Repeat values in input variable of regression?

Hello everyone,

I have a question regarding fitting a non-linear regression model with Stan but with repeating values in the input variables.


I have an observed variable y, which depends on some predictors, let’s call the variables x1, x2, and x3. The regression model is as follows:


data{
real N;
real k1;
real k2;
vector[N] y;
vector[N] x3;
matrix[N,k1] x1;
matrix[N,k2] x2;
}
parameters{
vector[k1] beta_1;
vector[k2] beta_2;
real sigma;
}
model {
  vector[N] mu;
  vector[N] reg_1;
  vector[N] reg_2;
  reg_1 = x1*beta_1;
  reg_2 = x2*beta_2;
  mu = (exp(reg_1) .* exp(reg_2) .* x3) ./ (rep_vector(1,N) + (exp(reg_1) .* x3) );
  //Some priors here//
  y ~ normal(mu, sigma); 
} 

However, there are multiple values of x3 observed for any given value of x1 and x2. The context is that x1 and x2 describe a material, while x3 describes measurement conditions, and the combination of the three can predict an outcome y.

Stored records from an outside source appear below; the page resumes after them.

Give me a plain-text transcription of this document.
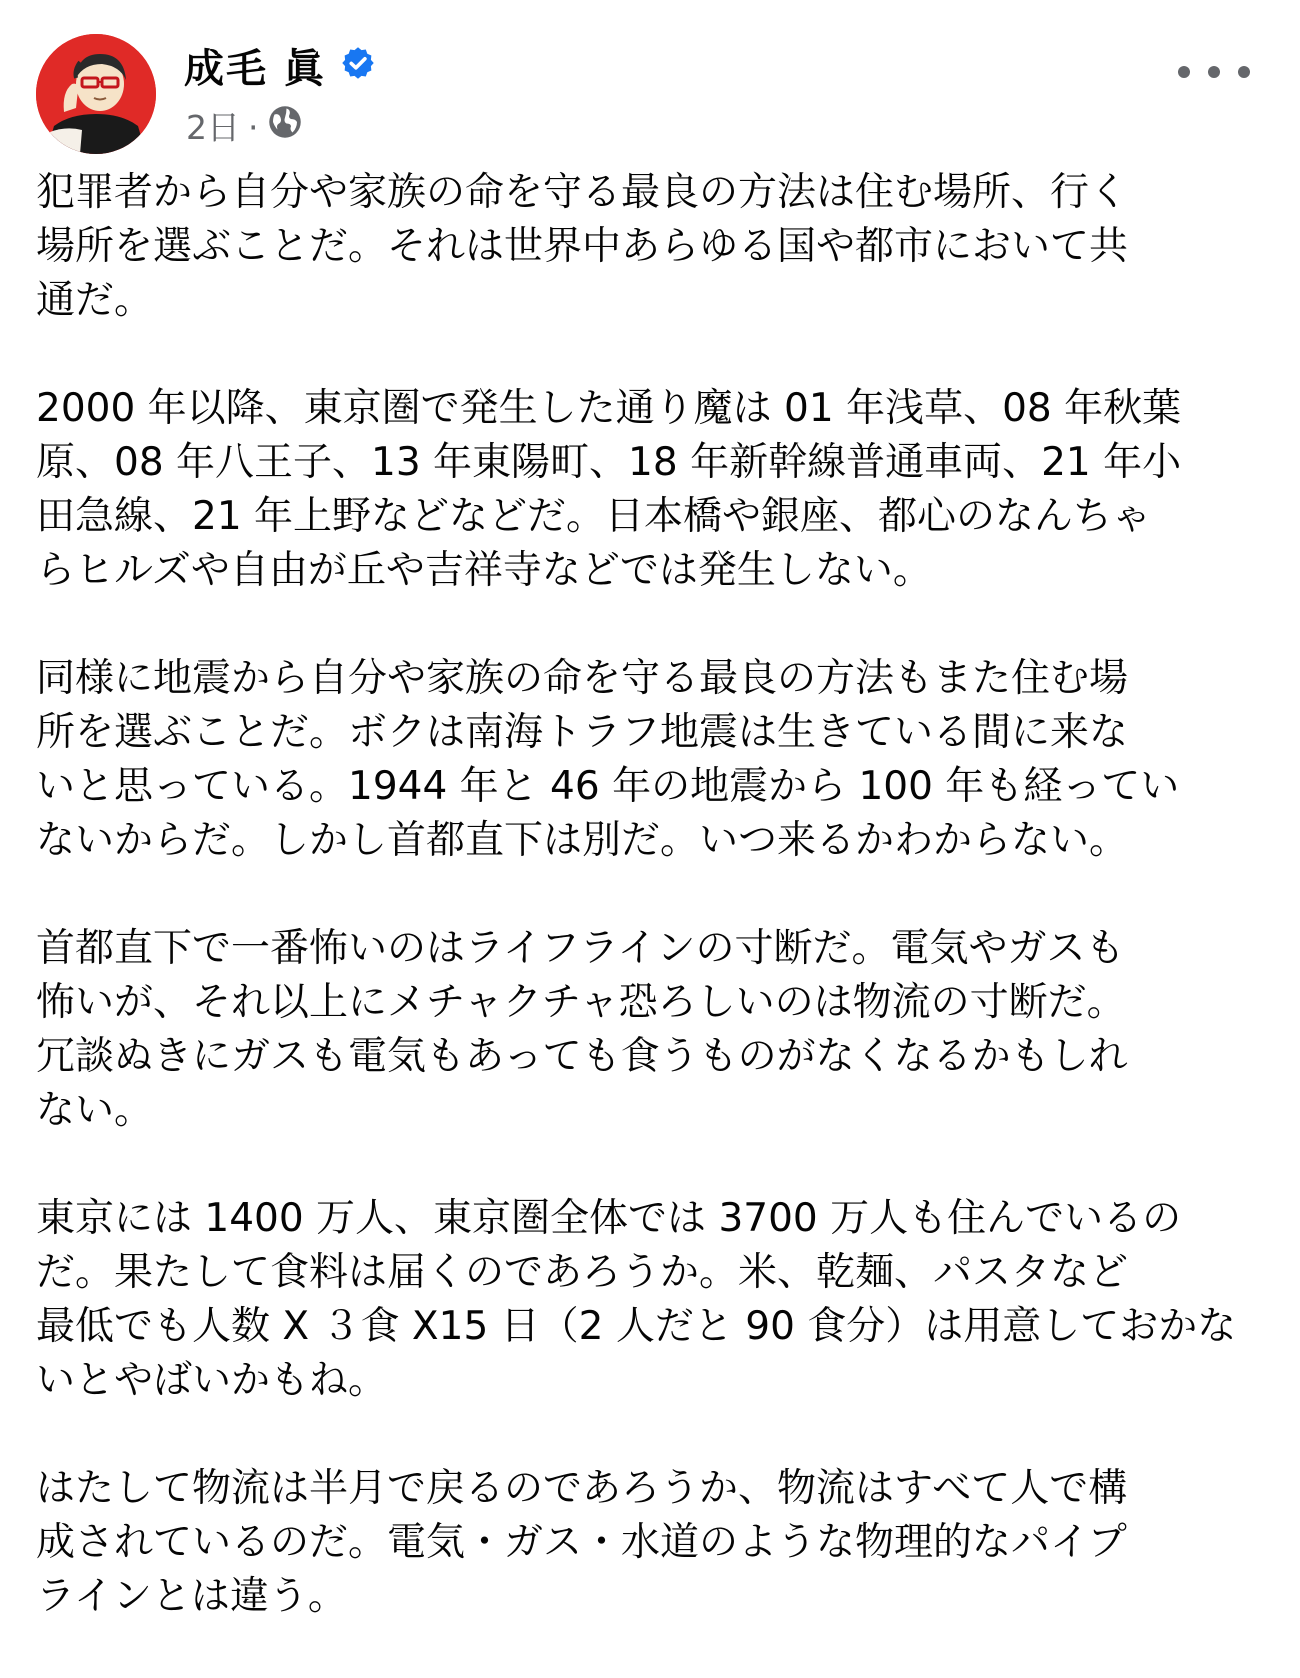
成毛 眞
2日 ·
犯罪者から自分や家族の命を守る最良の方法は住む場所、行く
場所を選ぶことだ。それは世界中あらゆる国や都市において共
通だ。
2000 年以降、東京圏で発生した通り魔は 01 年浅草、08 年秋葉
原、08 年八王子、13 年東陽町、18 年新幹線普通車両、21 年小
田急線、21 年上野などなどだ。日本橋や銀座、都心のなんちゃ
らヒルズや自由が丘や吉祥寺などでは発生しない。
同様に地震から自分や家族の命を守る最良の方法もまた住む場
所を選ぶことだ。ボクは南海トラフ地震は生きている間に来な
いと思っている。1944 年と 46 年の地震から 100 年も経ってい
ないからだ。しかし首都直下は別だ。いつ来るかわからない。
首都直下で一番怖いのはライフラインの寸断だ。電気やガスも
怖いが、それ以上にメチャクチャ恐ろしいのは物流の寸断だ。
冗談ぬきにガスも電気もあっても食うものがなくなるかもしれ
ない。
東京には 1400 万人、東京圏全体では 3700 万人も住んでいるの
だ。果たして食料は届くのであろうか。米、乾麺、パスタなど
最低でも人数 X ３食 X15 日（2 人だと 90 食分）は用意しておかな
いとやばいかもね。
はたして物流は半月で戻るのであろうか、物流はすべて人で構
成されているのだ。電気・ガス・水道のような物理的なパイプ
ラインとは違う。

What I am worried about is the error estimation of the parameters. Let’s say I only have 4 distinct values x1 and x2 (i.e., I have 4 materials) but I measured them at 4 different conditions each, so I have 16 values of x3 and y.

My question is, will the repeat values of x1 and x2 cause the posterior draws of the parameter estimates of beta from Stan to be overly confident/narrow? And if so how can I rectify that issue? I was planning on making a hierarchical version of this model after this, so I would like to know if that would help.

I’m sorry for the very naive question. I ask this because my real data has ~3900 observations of y and x3 but only ~70 distinct observations of x1 and x2. It successfully fit the model, but the resulting fit seems to have so little uncertainty in the estimates despite me using only a weakly informative prior. In fact, plotting the posterior draws with mcmc_intervals seems to return a dot. This caused me to be suspicious of the results.

Any help would be very appreciated.

Nope! Repeated observations of predictors should-and-does yield appropriately more certainty in the inference on their effects.

1 Like

One way to think this is that for exponential family the log-likelihood would be an affine function of the sum of the individual observation sufficient statistics. Specifically additional observations directly affect the score function, thus change the sensitivity of log-likelihood w.r.t the parameters.

1 Like

Thank you very much for the answers and explanations! I think I understand it a little bit better now.